During & immediately after the Revolution, many gardeners began banishing intricate patterns of flowers in favor of the less ostentatious simplicity of turf. Philadelphian Elizabeth Drinker wrote in her diary, “flower roots…were dug out of ye beds on ye south side of our garden--as my husband intends making grass-plots and planting trees.”

During this period, plain grass flats often defined the terraces of the gentry. However, at the same time, a flood of newly arrived professional seed merchants were enticing the growing gardening public to plant curious bulbs & roots imported from Europe. And the middle class merchants and artisans were beginning to accumulate both leisure time that could be spent in improving their homes and grounds and a bit of extra cash to spend toward this end.  This flurry of marketing paid off, and the style that caught on. By the 1790s, specimen gardens & flowers once again flourished in the Chesapeake.

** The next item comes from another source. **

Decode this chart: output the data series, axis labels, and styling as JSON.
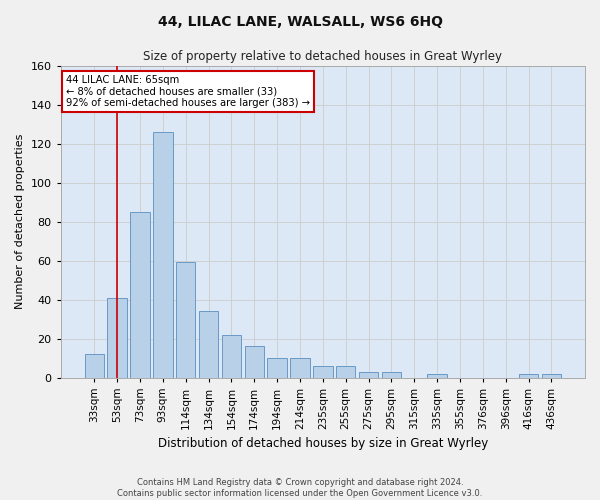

By the turn of the century, the popularity of intricate flower beds once again soared. Flowers remained a garden favorite, but gardeners now tended to segregated flowers by type rather than integrating them into a complicated design. Diarist Anne Grant reported that, in the gardens she saw before the Revolution, flowers “not seen in ‘curious knots’, were ranged in beds, the varieties of each kind by themselves.”

Botany & new classification systems for plants also caused a surge in collecting plants. In 1789, William Hamilton instructed the gardeners at his Philadelphia estate, Woodlands, to plant “exotic bulbous roots…at six or eight Inches from each other…taking care to preserve the distinctions of the sorts.”

In 1805, Rosalie Steir Calvert (1778–1821) wrote to her father from Riversdale in Prince George's County, Maryland, "The fancy for flowers of all kinds is really increasing; everyone takes an interest, and it is a great honor to have the most beautiful.”

The next spring, she was “curious to know if it is becoming fashionable in your country to become horticulturalists. Here we occupy ourselves with that more every day and are getting much better.”

Her father sent tulip bulbs in late 1807, and Rosalie Calvert wrote back, “now I will have the most beautiful collection in America, and I assure you my reputation is already quite exalted.”

A new cycle in American pleasure gardening had begun.